Die Lösung meiner Probleme, meiner Ängste und Sorgen lag immer in mir. Eine mögliche Therapie hätte mich mit all dem um mich herum "funktionieren" lassen. Aber das wollte ich ja nicht, funktionieren. Also therapierte ich mich selbst. In Liedern, in Gedichten und unzähligen Tagebuchaufzeichnungen. 

Da meine Liebe zum Norden Englands mich zwar ein paar mal dahin führte, aber ich nie (zum Glück, sonst gäbe es nicht meine Familie) dort Fuß fassen konnte, beschloss ich sehr früh, zumindest die Einträge in kleine Heftchen in englischer Sprache zu verfassen. Diese unzähligen Seiten voller Ideen und Begebenheiten erheben deshalb nicht immer den Anspruch auf grammatikalische und idiomatische Korrektheit, trieben mich aber ungemein an, meine Geschichte der Nachwelt zu hinterlassen. 

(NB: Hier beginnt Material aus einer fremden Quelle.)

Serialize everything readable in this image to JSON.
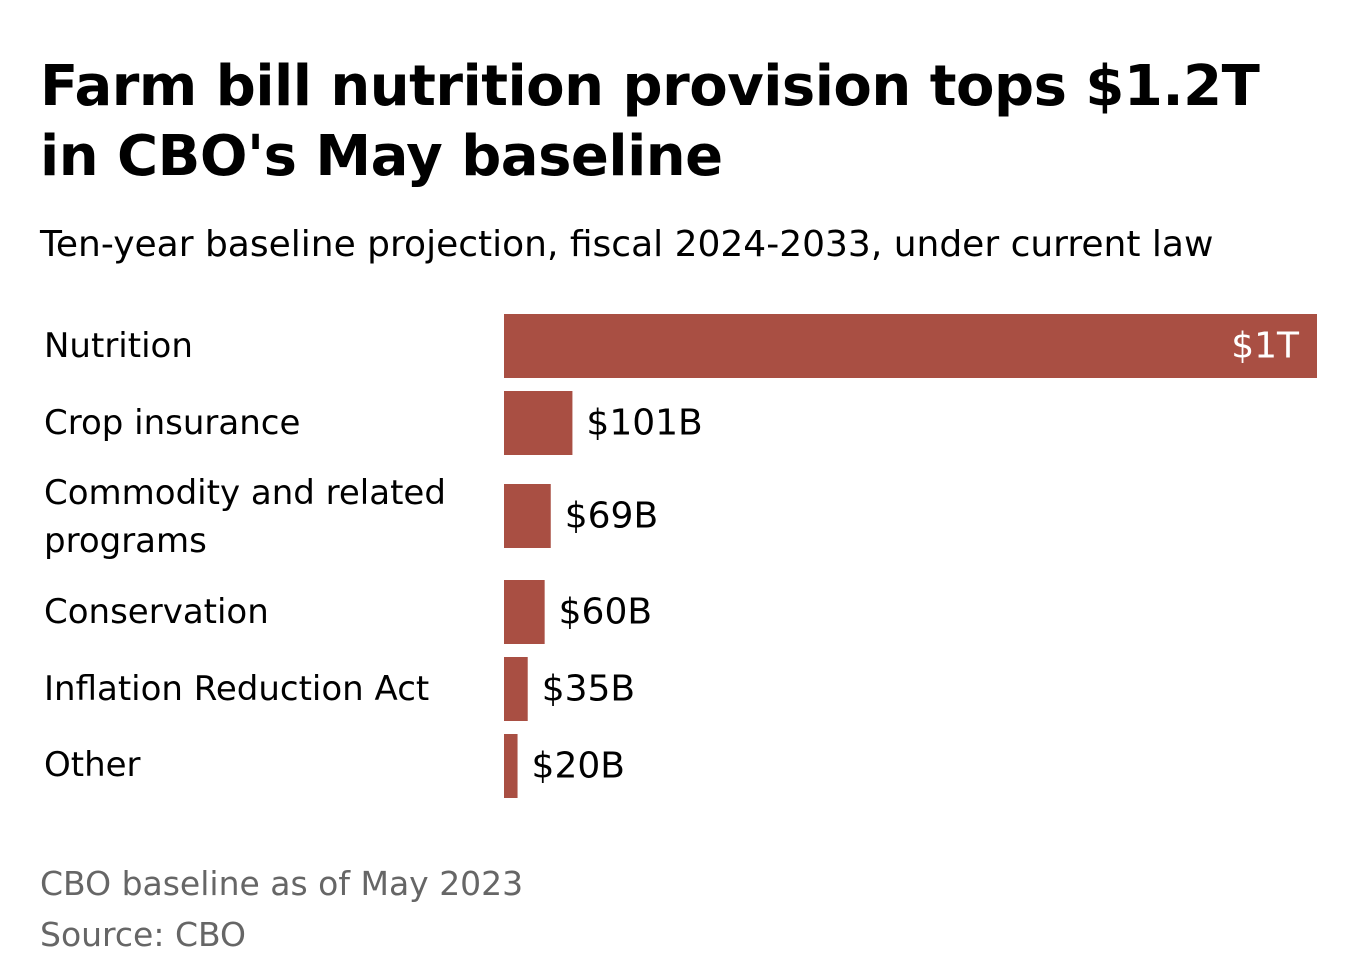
{
  "title": "Farm bill nutrition provision tops $1.2T in CBO's May baseline",
  "subtitle": "Ten-year baseline projection, fiscal 2024-2033, under current law",
  "note": "CBO baseline as of May 2023",
  "source": "Source: CBO",
  "colors": {
    "bar": "#a94f43",
    "text": "#000000",
    "footer": "#666666"
  },
  "chart_data": {
    "type": "bar",
    "orientation": "horizontal",
    "categories": [
      "Nutrition",
      "Crop insurance",
      "Commodity and related programs",
      "Conservation",
      "Inflation Reduction Act",
      "Other"
    ],
    "values": [
      1200,
      101,
      69,
      60,
      35,
      20
    ],
    "value_labels": [
      "$1T",
      "$101B",
      "$69B",
      "$60B",
      "$35B",
      "$20B"
    ],
    "unit": "billions of dollars",
    "xlim": [
      0,
      1200
    ],
    "grid": false,
    "legend": "none"
  }
}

Hunderte von kleinen Heften schlummern in ein paar Umzugskartons, die ich über 30 Jahre von Bleibe zu Bleibe mitnahm und wie einen Augapfel hütete. 

Jetzt ist es an der Zeit, "mein Werk" zu sichten, zu interpretieren und auch in den Kernaussagen der Öffentlichkeit zu unterbreiten. 
Zunächst werde ich mich aber nicht an die Chronologie der Ereignisse halten. 


Viel spaß beim Lesen, Lachen und Wundern mit Andis Almanach.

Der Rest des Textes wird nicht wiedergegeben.